Durch Videoaufnahmen von alltäglichen Situationen will die Linguistin Lorenza Mondada Sprache in allen Dimensionen verstehen. Denn wir kommunizieren nicht nur mit dem Mund, sondern mit dem ganzen Körper und allen Sinnen.

Lorenza Mondada entwickelte eine Transkriptionsmethode zur Auswertung von Videoaufnahmen sozialer Interaktionen, die jedes relevante Wort, Geste und Bewegung der beteiligten Personen dokumentiert (Bild: © Christian Flierl, Universität Basel).
Lorenza Mondada entwickelte eine Transkriptionsmethode zur Auswertung von Videoaufnahmen sozialer Interaktionen, die jedes relevante Wort, Geste und Bewegung der beteiligten Personen dokumentiert (Bild: © Christian Flierl, Universität Basel).

Ein Mann kauft am Kiosk ein Päckchen Zigaretten. Zwei Touristinnen kommen in Lugano miteinander ins Gespräch. Ein Verkäufer bietet einer Kundin ein Stück Käse zum Kosten an. Für uns sind das unbedeutende Alltagsbegegnungen. Nicht so für Lorenza Mondada − die Basler Linguistik-Professorin filmt diese Begebenheiten und analysiert sie bis ins letzte Detail: «Solche sozialen Interaktionen sind für mich die Linse, durch die ich Sprache und Körper betrachte.»

Im Tessin aufgewachsen, absolvierte sie ihr Linguistik-Studium an der Universität Freiburg und promovierte anschliessend an der Universität Lausanne. In den nächsten zwanzig Jahren führte sie ihre Karriere dann einmal rund um die Welt. Sie lehrte und forschte zunächst in der Schweiz und Frankreich, später in Finnland, Schweden, USA, Japan und vielen anderen Ländern mehr. Seit 2012 ist sie Professorin für Allgemeine Linguistik und Französische Linguistik an der Universität Basel.

Doch richtig sesshaft ist Mondada eigentlich immer noch nicht – sie ist ständig auf Achse, um ihre Ideen zu verbreiten, internationale Kollaborationen aufzugleisen und neue Inspirationen zu bekommen. «Eigentlich fühle ich mich überall auf der ganzen Welt zuhause», sagt sie.

Fundamentale Erkenntnisse aus einfachen Situationen

Schon von Anfang an verfolgte Mondada bei ihrer Forschung einen interdisziplinären Ansatz, der die Linguistik mit Soziologie, Anthropologie und Kommunikationswissenschaften verknüpft. Denn für sie geht Sprache weit über blosse Worte hinaus. «Wir bewegen auch die Hände, setzen den ganzen Körper ein und laufen herum.»

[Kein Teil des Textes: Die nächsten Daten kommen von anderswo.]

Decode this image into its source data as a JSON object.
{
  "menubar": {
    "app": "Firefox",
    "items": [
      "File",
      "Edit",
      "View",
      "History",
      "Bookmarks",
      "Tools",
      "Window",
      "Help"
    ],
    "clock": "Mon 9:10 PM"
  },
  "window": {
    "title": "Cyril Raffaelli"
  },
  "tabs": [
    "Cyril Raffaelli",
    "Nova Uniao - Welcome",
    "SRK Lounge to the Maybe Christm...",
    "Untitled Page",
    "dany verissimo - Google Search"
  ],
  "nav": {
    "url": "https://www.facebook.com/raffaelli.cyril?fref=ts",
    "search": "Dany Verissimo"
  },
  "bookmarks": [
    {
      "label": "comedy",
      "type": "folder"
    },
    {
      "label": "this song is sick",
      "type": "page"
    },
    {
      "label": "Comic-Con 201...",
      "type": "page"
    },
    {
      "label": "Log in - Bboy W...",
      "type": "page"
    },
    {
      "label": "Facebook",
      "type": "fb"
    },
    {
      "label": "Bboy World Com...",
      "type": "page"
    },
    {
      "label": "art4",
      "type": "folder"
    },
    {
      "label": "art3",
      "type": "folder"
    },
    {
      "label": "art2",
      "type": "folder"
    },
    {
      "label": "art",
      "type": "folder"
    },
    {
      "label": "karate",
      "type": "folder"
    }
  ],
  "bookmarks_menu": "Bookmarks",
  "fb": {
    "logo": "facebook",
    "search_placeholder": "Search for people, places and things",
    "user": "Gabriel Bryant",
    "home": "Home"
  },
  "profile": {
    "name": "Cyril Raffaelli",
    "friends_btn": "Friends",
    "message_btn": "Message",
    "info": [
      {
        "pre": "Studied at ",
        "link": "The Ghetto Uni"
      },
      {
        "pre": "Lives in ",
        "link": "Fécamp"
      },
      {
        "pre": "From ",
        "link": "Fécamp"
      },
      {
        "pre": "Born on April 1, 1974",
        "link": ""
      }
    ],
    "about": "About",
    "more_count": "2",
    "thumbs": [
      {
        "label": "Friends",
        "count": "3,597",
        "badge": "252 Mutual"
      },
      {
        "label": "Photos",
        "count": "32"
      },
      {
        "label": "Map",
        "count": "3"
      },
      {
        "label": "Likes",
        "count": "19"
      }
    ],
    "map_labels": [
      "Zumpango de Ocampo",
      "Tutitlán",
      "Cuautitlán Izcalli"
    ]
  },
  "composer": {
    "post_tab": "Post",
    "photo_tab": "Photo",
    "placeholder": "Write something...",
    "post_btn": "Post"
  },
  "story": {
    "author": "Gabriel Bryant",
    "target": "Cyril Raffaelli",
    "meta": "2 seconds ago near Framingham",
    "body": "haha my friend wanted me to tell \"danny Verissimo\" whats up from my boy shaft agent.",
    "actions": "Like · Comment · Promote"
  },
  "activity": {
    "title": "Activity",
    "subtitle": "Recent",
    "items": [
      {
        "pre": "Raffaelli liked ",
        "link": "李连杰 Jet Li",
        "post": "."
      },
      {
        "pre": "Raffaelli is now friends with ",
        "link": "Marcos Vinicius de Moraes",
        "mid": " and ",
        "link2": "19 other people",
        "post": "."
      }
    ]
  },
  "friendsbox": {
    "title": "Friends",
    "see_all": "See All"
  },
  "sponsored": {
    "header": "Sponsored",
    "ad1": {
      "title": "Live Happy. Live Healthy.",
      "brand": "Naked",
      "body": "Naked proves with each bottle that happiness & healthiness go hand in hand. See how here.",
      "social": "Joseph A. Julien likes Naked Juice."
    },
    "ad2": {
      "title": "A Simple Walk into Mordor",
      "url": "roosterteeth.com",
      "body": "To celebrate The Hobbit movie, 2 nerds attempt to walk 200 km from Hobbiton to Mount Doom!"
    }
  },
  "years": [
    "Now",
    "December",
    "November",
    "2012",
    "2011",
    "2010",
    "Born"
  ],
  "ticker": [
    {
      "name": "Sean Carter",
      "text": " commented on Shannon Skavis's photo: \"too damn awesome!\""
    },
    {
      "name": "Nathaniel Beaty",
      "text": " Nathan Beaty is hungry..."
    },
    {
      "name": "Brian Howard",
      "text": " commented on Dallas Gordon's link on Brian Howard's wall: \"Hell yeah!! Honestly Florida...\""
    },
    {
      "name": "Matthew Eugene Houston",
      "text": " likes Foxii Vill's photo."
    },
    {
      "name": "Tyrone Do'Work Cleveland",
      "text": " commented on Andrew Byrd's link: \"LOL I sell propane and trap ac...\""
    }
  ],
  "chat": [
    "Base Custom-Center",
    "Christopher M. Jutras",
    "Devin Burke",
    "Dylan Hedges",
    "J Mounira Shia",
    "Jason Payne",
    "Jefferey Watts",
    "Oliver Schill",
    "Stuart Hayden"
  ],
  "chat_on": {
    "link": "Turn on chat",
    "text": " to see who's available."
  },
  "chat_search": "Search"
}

Um diese multimodalen Aspekte zu aufzudecken, begann sie Videoaufnahmen von sozialen Interaktionen im privaten oder beruflichen Kontext zu machen: etwa beim Einkauf am Kiosk, bei der Zusammenarbeit von Chirurgen im Operationssaal oder bei Bürgerbeteiligung auf basisdemokratischen politischen Versammlungen.

Für die Auswertung der Videos entwickelte sie eine Transkriptionsmethode, die mittlerweile weltweit zur Anwendung kommt und Analysen sozialer Interaktionen miteinander vergleichbar macht. Die Methode dokumentiert – auf die Sekunde genau – jedes relevante Wort, Geste, Bewegung der beteiligten Personen. «Wenn man dann mal Hunderte von Leuten in Videoaufnahmen betrachtet, ist das natürlich ziemlich viel Arbeit», so Mondada.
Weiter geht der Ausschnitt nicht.